Sementara itu, Rizaldi Ketus BEM ULM mengatakan pada musyawarah BEM Nasional, BEM ULM siap menjadi koordinator isu lingkungan.

“Saat itu kami di respon positif dan mempunyai standing position yang tegas akan hal itu. Pertama, pemasukan apapun yang ada di daerah ini kita perlu fokus terhadap keberlanjutan lingkungannya. Contohnya ormas yang ada saja disuruh mengurus tambang masih belum selesai, apalagi universitas. Sekarang keputusan dan kebijakan terkesan ugal-ugalan dan terjadinya praktik politik balas budi,” ujarnya.

Menurut catatan mereka, hari banyak ormas yang menerima tambang dan IUP ini ketika tidak bisa mengelola, lalundiserahkan kepada pihak swasta.

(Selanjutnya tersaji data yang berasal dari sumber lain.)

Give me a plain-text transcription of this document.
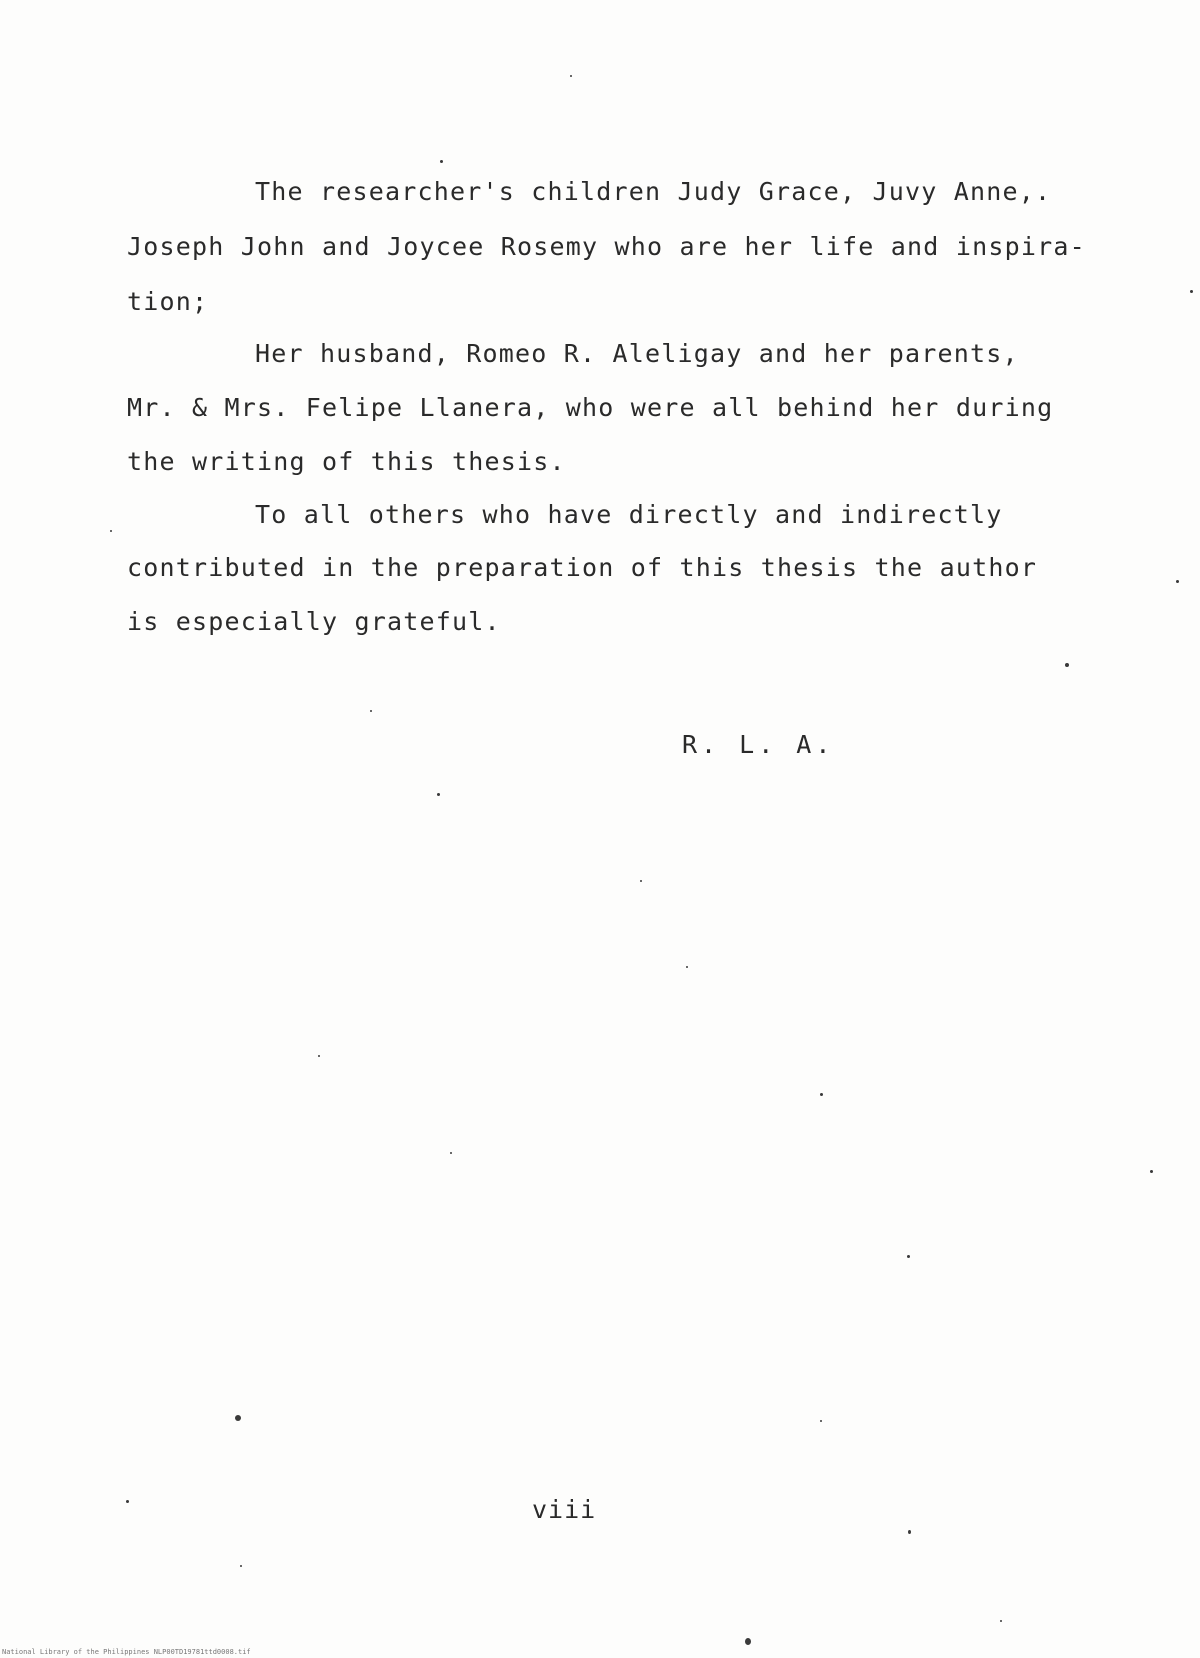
The researcher's children Judy Grace, Juvy Anne,.
Joseph John and Joycee Rosemy who are her life and inspira-
tion;
Her husband, Romeo R. Aleligay and her parents,
Mr. & Mrs. Felipe Llanera, who were all behind her during
the writing of this thesis.
To all others who have directly and indirectly
contributed in the preparation of this thesis the author
is especially grateful.
R. L. A.
viii
National Library of the Philippines NLP00TD19781ttd0008.tif
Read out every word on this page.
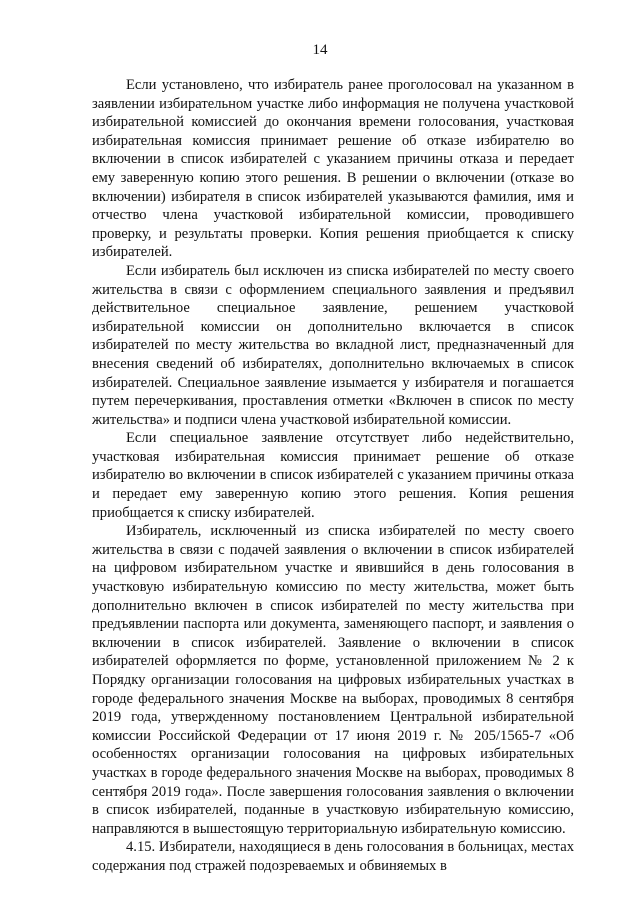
14

Если установлено, что избиратель ранее проголосовал на указанном в заявлении избирательном участке либо информация не получена участковой избирательной комиссией до окончания времени голосования, участковая избирательная комиссия принимает решение об отказе избирателю во включении в список избирателей с указанием причины отказа и передает ему заверенную копию этого решения. В решении о включении (отказе во включении) избирателя в список избирателей указываются фамилия, имя и отчество члена участковой избирательной комиссии, проводившего проверку, и результаты проверки. Копия решения приобщается к списку избирателей.

Если избиратель был исключен из списка избирателей по месту своего жительства в связи с оформлением специального заявления и предъявил действительное специальное заявление, решением участковой избирательной комиссии он дополнительно включается в список избирателей по месту жительства во вкладной лист, предназначенный для внесения сведений об избирателях, дополнительно включаемых в список избирателей. Специальное заявление изымается у избирателя и погашается путем перечеркивания, проставления отметки «Включен в список по месту жительства» и подписи члена участковой избирательной комиссии.

Если специальное заявление отсутствует либо недействительно, участковая избирательная комиссия принимает решение об отказе избирателю во включении в список избирателей с указанием причины отказа и передает ему заверенную копию этого решения. Копия решения приобщается к списку избирателей.

Избиратель, исключенный из списка избирателей по месту своего жительства в связи с подачей заявления о включении в список избирателей на цифровом избирательном участке и явившийся в день голосования в участковую избирательную комиссию по месту жительства, может быть дополнительно включен в список избирателей по месту жительства при предъявлении паспорта или документа, заменяющего паспорт, и заявления о включении в список избирателей. Заявление о включении в список избирателей оформляется по форме, установленной приложением № 2 к Порядку организации голосования на цифровых избирательных участках в городе федерального значения Москве на выборах, проводимых 8 сентября 2019 года, утвержденному постановлением Центральной избирательной комиссии Российской Федерации от 17 июня 2019 г. № 205/1565-7 «Об особенностях организации голосования на цифровых избирательных участках в городе федерального значения Москве на выборах, проводимых 8 сентября 2019 года». После завершения голосования заявления о включении в список избирателей, поданные в участковую избирательную комиссию, направляются в вышестоящую территориальную избирательную комиссию.

4.15. Избиратели, находящиеся в день голосования в больницах, местах содержания под стражей подозреваемых и обвиняемых в
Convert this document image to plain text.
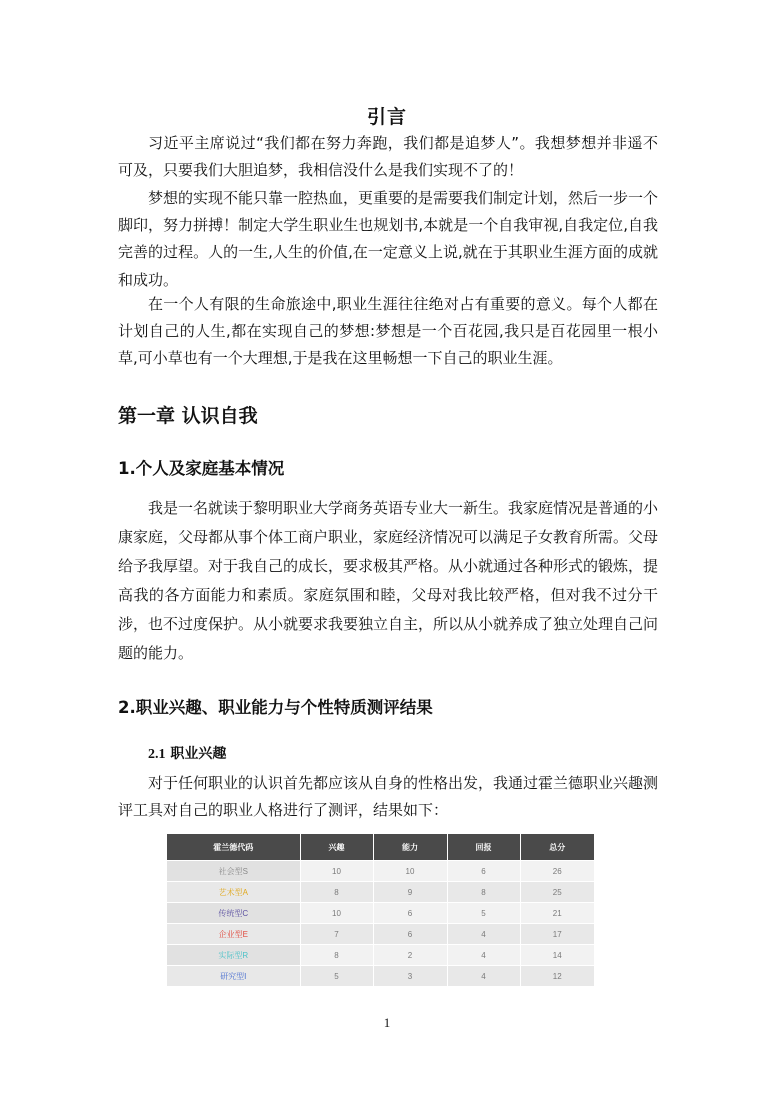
引言

习近平主席说过“我们都在努力奔跑，我们都是追梦人”。我想梦想并非遥不可及，只要我们大胆追梦，我相信没什么是我们实现不了的！

梦想的实现不能只靠一腔热血，更重要的是需要我们制定计划，然后一步一个脚印，努力拼搏！制定大学生职业生也规划书,本就是一个自我审视,自我定位,自我完善的过程。人的一生,人生的价值,在一定意义上说,就在于其职业生涯方面的成就和成功。

在一个人有限的生命旅途中,职业生涯往往绝对占有重要的意义。每个人都在计划自己的人生,都在实现自己的梦想:梦想是一个百花园,我只是百花园里一根小草,可小草也有一个大理想,于是我在这里畅想一下自己的职业生涯。

第一章 认识自我
1.个人及家庭基本情况

我是一名就读于黎明职业大学商务英语专业大一新生。我家庭情况是普通的小康家庭，父母都从事个体工商户职业，家庭经济情况可以满足子女教育所需。父母给予我厚望。对于我自己的成长，要求极其严格。从小就通过各种形式的锻炼，提高我的各方面能力和素质。家庭氛围和睦，父母对我比较严格，但对我不过分干涉，也不过度保护。从小就要求我要独立自主，所以从小就养成了独立处理自己问题的能力。

2.职业兴趣、职业能力与个性特质测评结果
2.1 职业兴趣

对于任何职业的认识首先都应该从自身的性格出发，我通过霍兰德职业兴趣测评工具对自己的职业人格进行了测评，结果如下：

霍兰德代码	兴趣	能力	回报	总分
社会型S	10	10	6	26
艺术型A	8	9	8	25
传统型C	10	6	5	21
企业型E	7	6	4	17
实际型R	8	2	4	14
研究型I	5	3	4	12
1
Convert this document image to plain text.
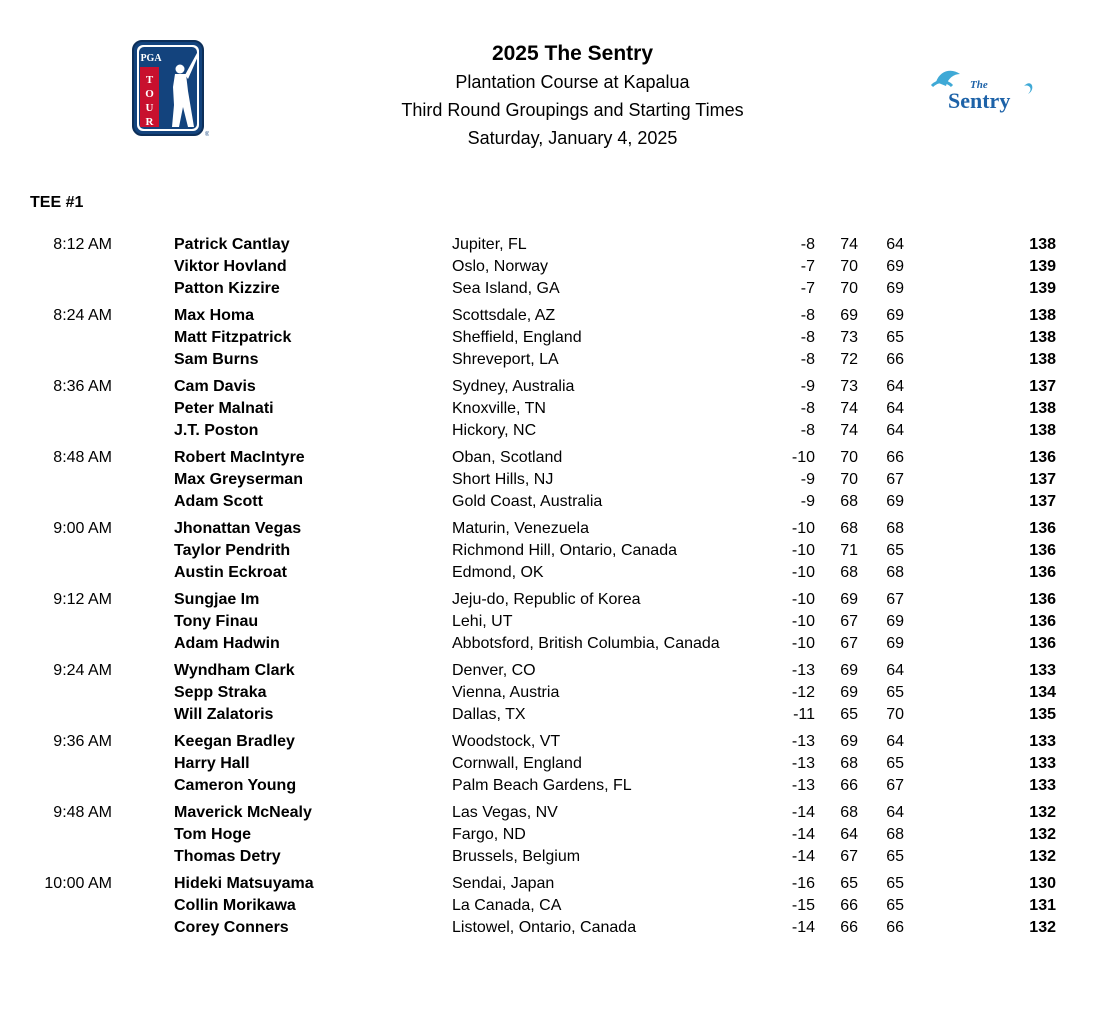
PGA
T
O
U
R
®
2025 The Sentry
Plantation Course at Kapalua
Third Round Groupings and Starting Times
Saturday, January 4, 2025
The
Sentry
TEE #1
8:12 AM	Patrick Cantlay	Jupiter, FL	-8	74	64	138
Viktor Hovland	Oslo, Norway	-7	70	69	139
Patton Kizzire	Sea Island, GA	-7	70	69	139
8:24 AM	Max Homa	Scottsdale, AZ	-8	69	69	138
Matt Fitzpatrick	Sheffield, England	-8	73	65	138
Sam Burns	Shreveport, LA	-8	72	66	138
8:36 AM	Cam Davis	Sydney, Australia	-9	73	64	137
Peter Malnati	Knoxville, TN	-8	74	64	138
J.T. Poston	Hickory, NC	-8	74	64	138
8:48 AM	Robert MacIntyre	Oban, Scotland	-10	70	66	136
Max Greyserman	Short Hills, NJ	-9	70	67	137
Adam Scott	Gold Coast, Australia	-9	68	69	137
9:00 AM	Jhonattan Vegas	Maturin, Venezuela	-10	68	68	136
Taylor Pendrith	Richmond Hill, Ontario, Canada	-10	71	65	136
Austin Eckroat	Edmond, OK	-10	68	68	136
9:12 AM	Sungjae Im	Jeju-do, Republic of Korea	-10	69	67	136
Tony Finau	Lehi, UT	-10	67	69	136
Adam Hadwin	Abbotsford, British Columbia, Canada	-10	67	69	136
9:24 AM	Wyndham Clark	Denver, CO	-13	69	64	133
Sepp Straka	Vienna, Austria	-12	69	65	134
Will Zalatoris	Dallas, TX	-11	65	70	135
9:36 AM	Keegan Bradley	Woodstock, VT	-13	69	64	133
Harry Hall	Cornwall, England	-13	68	65	133
Cameron Young	Palm Beach Gardens, FL	-13	66	67	133
9:48 AM	Maverick McNealy	Las Vegas, NV	-14	68	64	132
Tom Hoge	Fargo, ND	-14	64	68	132
Thomas Detry	Brussels, Belgium	-14	67	65	132
10:00 AM	Hideki Matsuyama	Sendai, Japan	-16	65	65	130
Collin Morikawa	La Canada, CA	-15	66	65	131
Corey Conners	Listowel, Ontario, Canada	-14	66	66	132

“Sangat disayangkan ketika jajaran rektorat merespon ini. Kami mahasiswa siap menjadi pihak terdepan untuk menuntut hal ini,”‘ tegasnya.

Begitu juga, Nanik Hayati salah satu perwakilan jurnalis, mengambil contoh di Tapin, pertambangan menyumbang 44,5 persen PPRDB, tapi tenaga kerjanya hanya 5 persen saja.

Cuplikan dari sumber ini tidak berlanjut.